ALBUQUERQUE, N.M. (AP) — Farmers in southern New Mexico’s Hatch Valley are struggling their way through the drought by pumping saline water from shallow aquifers.
The Albuquerque Journal reports (http://bit.ly/Yx0ddR) that the farming valleys that stretch across southern New Mexico from Elephant Butte Reservoir to the Texas border are humming with the sound of irrigation pumps that pull up groundwater to wet the fields.
The pumping of the groundwater is a poor substitute for Rio Grande water and poses long-term problems.
“The guys that can pump will pump,” said farmer Dino Cervantes. “The guys that can’t pump will suffer.”

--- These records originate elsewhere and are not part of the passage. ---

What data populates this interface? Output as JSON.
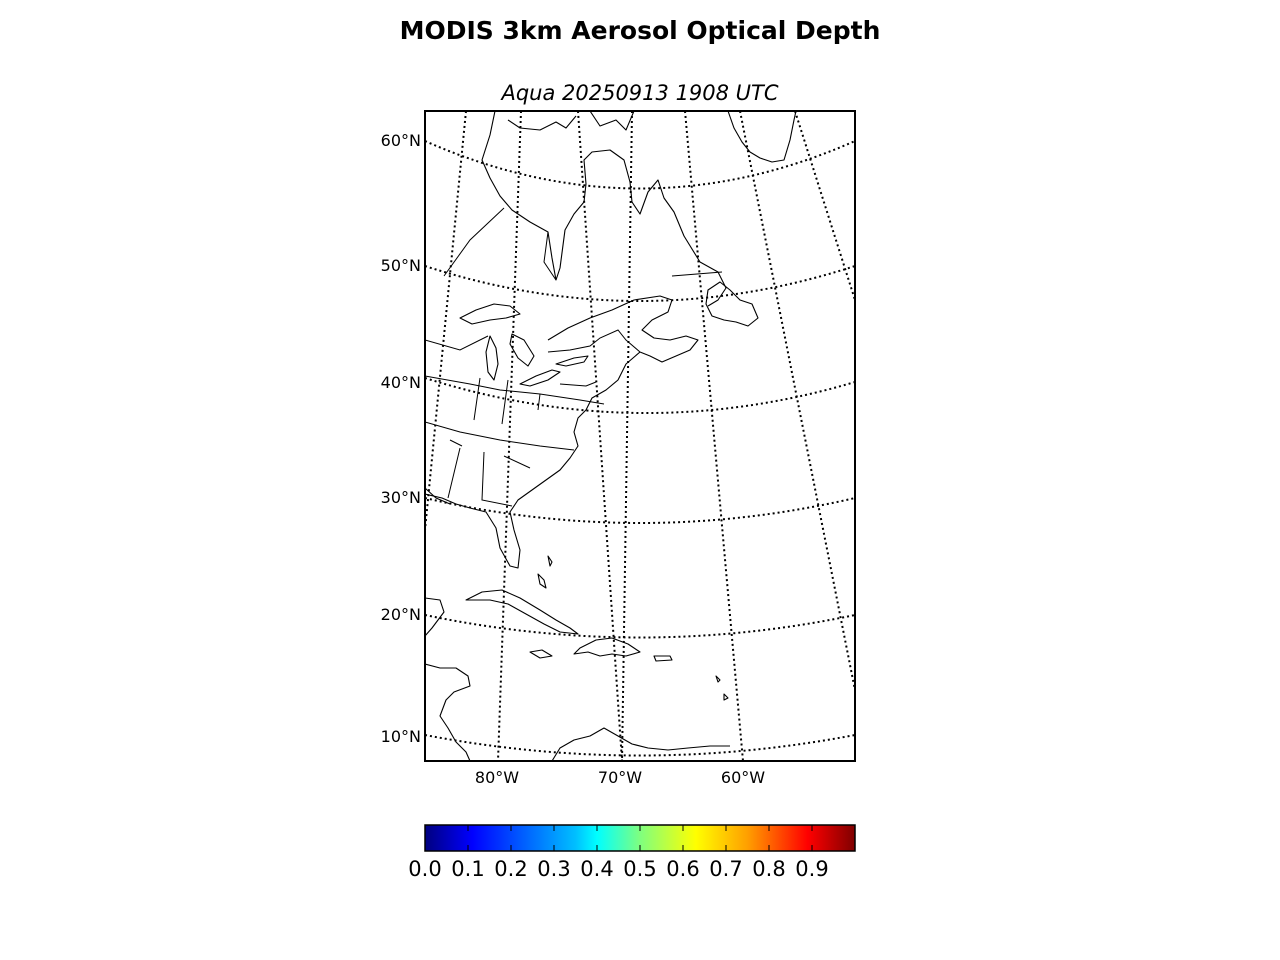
{
  "title": "MODIS 3km Aerosol Optical Depth",
  "subtitle": "Aqua 20250913 1908 UTC",
  "map": {
    "projection": "conic",
    "background": "#ffffff",
    "latitude_labels": [
      "60°N",
      "50°N",
      "40°N",
      "30°N",
      "20°N",
      "10°N"
    ],
    "longitude_labels": [
      "80°W",
      "70°W",
      "60°W"
    ],
    "graticule_style": "dotted",
    "regions_shown": [
      "Eastern North America",
      "Great Lakes",
      "Florida",
      "Caribbean",
      "Cuba",
      "Hispaniola",
      "Newfoundland",
      "Greenland (southern tip)",
      "Northern South America",
      "Central America"
    ]
  },
  "colorbar": {
    "colormap": "jet",
    "range": [
      0.0,
      1.0
    ],
    "tick_labels": [
      "0.0",
      "0.1",
      "0.2",
      "0.3",
      "0.4",
      "0.5",
      "0.6",
      "0.7",
      "0.8",
      "0.9"
    ],
    "colors": [
      "#00007f",
      "#0000ff",
      "#007fff",
      "#00ffff",
      "#7fff7f",
      "#ffff00",
      "#ff7f00",
      "#ff0000",
      "#7f0000"
    ]
  }
}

The canals that usually supply clean Rio Grande water to one of New Mexico’s most storied and agriculturally [auth] productive regions remain bone dry a month into the irrigation season. With a meager snowpack in the mountains to the north, the forecast calls for just 39 percent of average runoff on the Rio Grande.
In the Hatch Valley, groundwater has dropped an average of 3 feet in the past three extreme drought years, according to an analysis by Erek Fuchs, groundwater resources manager for the Elephant Butte Irrigation District.

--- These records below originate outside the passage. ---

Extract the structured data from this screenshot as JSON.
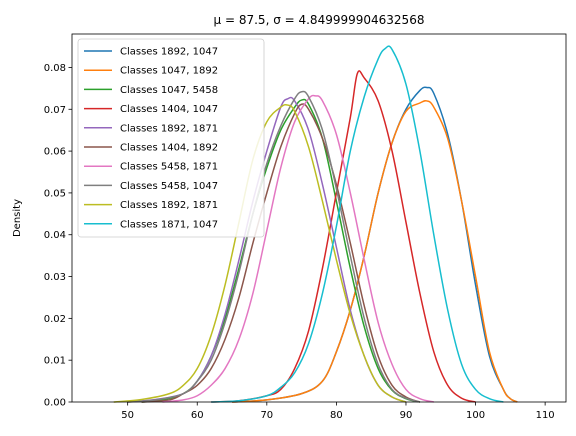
{
  "chart_data": {
    "type": "line",
    "title": "μ = 87.5, σ = 4.849999904632568",
    "xlabel": "",
    "ylabel": "Density",
    "xlim": [
      42,
      113
    ],
    "ylim": [
      0,
      0.088
    ],
    "xticks": [
      50,
      60,
      70,
      80,
      90,
      100,
      110
    ],
    "yticks": [
      0.0,
      0.01,
      0.02,
      0.03,
      0.04,
      0.05,
      0.06,
      0.07,
      0.08
    ],
    "ytick_labels": [
      "0.00",
      "0.01",
      "0.02",
      "0.03",
      "0.04",
      "0.05",
      "0.06",
      "0.07",
      "0.08"
    ],
    "grid": false,
    "legend_position": "top-left",
    "series": [
      {
        "name": "Classes 1892, 1047",
        "color": "#1f77b4",
        "points": [
          [
            65,
            0.0
          ],
          [
            70,
            0.0005
          ],
          [
            75,
            0.002
          ],
          [
            78,
            0.005
          ],
          [
            80,
            0.012
          ],
          [
            82,
            0.022
          ],
          [
            84,
            0.035
          ],
          [
            86,
            0.05
          ],
          [
            88,
            0.062
          ],
          [
            90,
            0.07
          ],
          [
            92,
            0.0745
          ],
          [
            93,
            0.0752
          ],
          [
            94,
            0.0738
          ],
          [
            96,
            0.064
          ],
          [
            98,
            0.048
          ],
          [
            100,
            0.028
          ],
          [
            102,
            0.011
          ],
          [
            104,
            0.003
          ],
          [
            105,
            0.0008
          ],
          [
            106,
            0.0
          ]
        ]
      },
      {
        "name": "Classes 1047, 1892",
        "color": "#ff7f0e",
        "points": [
          [
            65,
            0.0
          ],
          [
            70,
            0.0005
          ],
          [
            75,
            0.002
          ],
          [
            78,
            0.005
          ],
          [
            80,
            0.012
          ],
          [
            82,
            0.022
          ],
          [
            84,
            0.035
          ],
          [
            86,
            0.05
          ],
          [
            88,
            0.062
          ],
          [
            90,
            0.0695
          ],
          [
            92,
            0.0715
          ],
          [
            93,
            0.072
          ],
          [
            94,
            0.0705
          ],
          [
            96,
            0.063
          ],
          [
            98,
            0.048
          ],
          [
            100,
            0.03
          ],
          [
            102,
            0.012
          ],
          [
            104,
            0.003
          ],
          [
            105,
            0.0008
          ],
          [
            106,
            0.0
          ]
        ]
      },
      {
        "name": "Classes 1047, 5458",
        "color": "#2ca02c",
        "points": [
          [
            52,
            0.0
          ],
          [
            55,
            0.0005
          ],
          [
            58,
            0.002
          ],
          [
            60,
            0.005
          ],
          [
            62,
            0.011
          ],
          [
            64,
            0.02
          ],
          [
            66,
            0.032
          ],
          [
            68,
            0.045
          ],
          [
            70,
            0.056
          ],
          [
            72,
            0.065
          ],
          [
            74,
            0.0705
          ],
          [
            75,
            0.0722
          ],
          [
            76,
            0.0712
          ],
          [
            78,
            0.063
          ],
          [
            80,
            0.048
          ],
          [
            82,
            0.032
          ],
          [
            84,
            0.018
          ],
          [
            86,
            0.008
          ],
          [
            88,
            0.0028
          ],
          [
            90,
            0.0008
          ],
          [
            92,
            0.0
          ]
        ]
      },
      {
        "name": "Classes 1404, 1047",
        "color": "#d62728",
        "points": [
          [
            62,
            0.0
          ],
          [
            66,
            0.0003
          ],
          [
            70,
            0.0015
          ],
          [
            72,
            0.003
          ],
          [
            74,
            0.008
          ],
          [
            76,
            0.017
          ],
          [
            78,
            0.032
          ],
          [
            80,
            0.05
          ],
          [
            82,
            0.068
          ],
          [
            83,
            0.0785
          ],
          [
            84,
            0.0775
          ],
          [
            86,
            0.072
          ],
          [
            88,
            0.06
          ],
          [
            90,
            0.043
          ],
          [
            92,
            0.026
          ],
          [
            94,
            0.012
          ],
          [
            96,
            0.004
          ],
          [
            98,
            0.0009
          ],
          [
            100,
            0.0
          ]
        ]
      },
      {
        "name": "Classes 1892, 1871",
        "color": "#9467bd",
        "points": [
          [
            50,
            0.0
          ],
          [
            54,
            0.0006
          ],
          [
            58,
            0.002
          ],
          [
            60,
            0.005
          ],
          [
            62,
            0.011
          ],
          [
            64,
            0.021
          ],
          [
            66,
            0.034
          ],
          [
            68,
            0.048
          ],
          [
            70,
            0.06
          ],
          [
            72,
            0.0705
          ],
          [
            73,
            0.0725
          ],
          [
            74,
            0.072
          ],
          [
            76,
            0.065
          ],
          [
            78,
            0.052
          ],
          [
            80,
            0.037
          ],
          [
            82,
            0.022
          ],
          [
            84,
            0.011
          ],
          [
            86,
            0.004
          ],
          [
            88,
            0.0012
          ],
          [
            90,
            0.0
          ]
        ]
      },
      {
        "name": "Classes 1404, 1892",
        "color": "#8c564b",
        "points": [
          [
            52,
            0.0
          ],
          [
            56,
            0.0005
          ],
          [
            58,
            0.002
          ],
          [
            60,
            0.004
          ],
          [
            62,
            0.008
          ],
          [
            64,
            0.015
          ],
          [
            66,
            0.025
          ],
          [
            68,
            0.038
          ],
          [
            70,
            0.05
          ],
          [
            72,
            0.061
          ],
          [
            74,
            0.069
          ],
          [
            75,
            0.0712
          ],
          [
            76,
            0.07
          ],
          [
            78,
            0.063
          ],
          [
            80,
            0.052
          ],
          [
            82,
            0.038
          ],
          [
            84,
            0.023
          ],
          [
            86,
            0.011
          ],
          [
            88,
            0.004
          ],
          [
            90,
            0.0012
          ],
          [
            92,
            0.0
          ]
        ]
      },
      {
        "name": "Classes 5458, 1871",
        "color": "#e377c2",
        "points": [
          [
            55,
            0.0
          ],
          [
            58,
            0.0005
          ],
          [
            60,
            0.0015
          ],
          [
            62,
            0.004
          ],
          [
            64,
            0.008
          ],
          [
            66,
            0.015
          ],
          [
            68,
            0.026
          ],
          [
            70,
            0.041
          ],
          [
            72,
            0.056
          ],
          [
            74,
            0.067
          ],
          [
            76,
            0.0725
          ],
          [
            77,
            0.0732
          ],
          [
            78,
            0.072
          ],
          [
            80,
            0.064
          ],
          [
            82,
            0.05
          ],
          [
            84,
            0.034
          ],
          [
            86,
            0.019
          ],
          [
            88,
            0.009
          ],
          [
            90,
            0.003
          ],
          [
            92,
            0.0008
          ],
          [
            94,
            0.0
          ]
        ]
      },
      {
        "name": "Classes 5458, 1047",
        "color": "#7f7f7f",
        "points": [
          [
            50,
            0.0
          ],
          [
            54,
            0.0005
          ],
          [
            58,
            0.002
          ],
          [
            60,
            0.005
          ],
          [
            62,
            0.01
          ],
          [
            64,
            0.019
          ],
          [
            66,
            0.031
          ],
          [
            68,
            0.045
          ],
          [
            70,
            0.057
          ],
          [
            72,
            0.066
          ],
          [
            74,
            0.0725
          ],
          [
            75,
            0.0742
          ],
          [
            76,
            0.073
          ],
          [
            78,
            0.065
          ],
          [
            80,
            0.051
          ],
          [
            82,
            0.035
          ],
          [
            84,
            0.02
          ],
          [
            86,
            0.009
          ],
          [
            88,
            0.003
          ],
          [
            90,
            0.0009
          ],
          [
            92,
            0.0
          ]
        ]
      },
      {
        "name": "Classes 1892, 1871",
        "color": "#bcbd22",
        "points": [
          [
            48,
            0.0
          ],
          [
            52,
            0.0006
          ],
          [
            56,
            0.002
          ],
          [
            58,
            0.004
          ],
          [
            60,
            0.008
          ],
          [
            62,
            0.016
          ],
          [
            64,
            0.028
          ],
          [
            66,
            0.043
          ],
          [
            68,
            0.058
          ],
          [
            70,
            0.067
          ],
          [
            72,
            0.0705
          ],
          [
            73,
            0.071
          ],
          [
            74,
            0.0695
          ],
          [
            76,
            0.061
          ],
          [
            78,
            0.048
          ],
          [
            80,
            0.034
          ],
          [
            82,
            0.021
          ],
          [
            84,
            0.011
          ],
          [
            86,
            0.004
          ],
          [
            88,
            0.0012
          ],
          [
            90,
            0.0
          ]
        ]
      },
      {
        "name": "Classes 1871, 1047",
        "color": "#17becf",
        "points": [
          [
            62,
            0.0
          ],
          [
            66,
            0.0003
          ],
          [
            70,
            0.0015
          ],
          [
            72,
            0.0035
          ],
          [
            74,
            0.007
          ],
          [
            76,
            0.014
          ],
          [
            78,
            0.026
          ],
          [
            80,
            0.042
          ],
          [
            82,
            0.06
          ],
          [
            84,
            0.073
          ],
          [
            86,
            0.082
          ],
          [
            87,
            0.0845
          ],
          [
            88,
            0.0843
          ],
          [
            90,
            0.076
          ],
          [
            92,
            0.06
          ],
          [
            94,
            0.04
          ],
          [
            96,
            0.022
          ],
          [
            98,
            0.009
          ],
          [
            100,
            0.003
          ],
          [
            102,
            0.0008
          ],
          [
            104,
            0.0
          ]
        ]
      }
    ]
  }
}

The district distributes Rio Grande Project water to what is arguably New Mexico’s richest farming region. The U.S. census of agriculture puts the value of the region’s agricultural production at $400 million per year.
In its northern stretch, the Hatch Valley is famous for its green chile. To the south, the irrigation district’s canals spread out across the Mesilla Valley, wrapping Las Cruces in a cocoon of summer green and cool and making Dona Ana County, according to the federal agricultural census, the largest pecan-producing county in the nation.

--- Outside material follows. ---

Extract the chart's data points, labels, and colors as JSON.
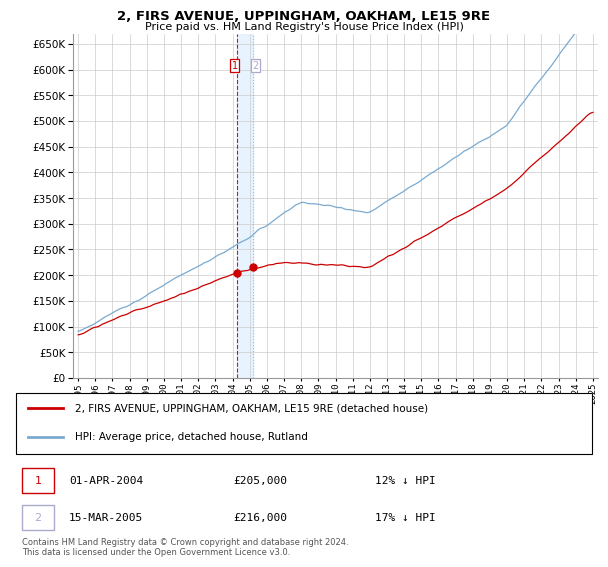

But in recent years, drought has emptied the river that feeds the project and the bloom has been coming off the dusty valleys of the lower Rio Grande. In a normal year, irrigation water starts flowing through the irrigation district’s canals in mid-February.
This year, the agency may not start doling out the meager supply until July, district water supply consultant Phil King told board members at a March 13 meeting. “Still, frankly, pretty dismal,” King said.
The last significant drought goes by the name “the drought of the ’50s,” but river records make clear that it really began in the 1940s. Elephant Butte Reservoir, a measure of how much water is available, refilled briefly in the mid-1950s, but didn’t really recover until the 1970s.
The Butte remained mostly full through the late 1990s before the current drought began sapping its savings bank, and it’s been relatively dry in these valleys ever since.
“We’re more than a decade into this drought,” King told irrigation district board members at their March meeting. “The last one lasted 25 years. There have been droughts that lasted a century.”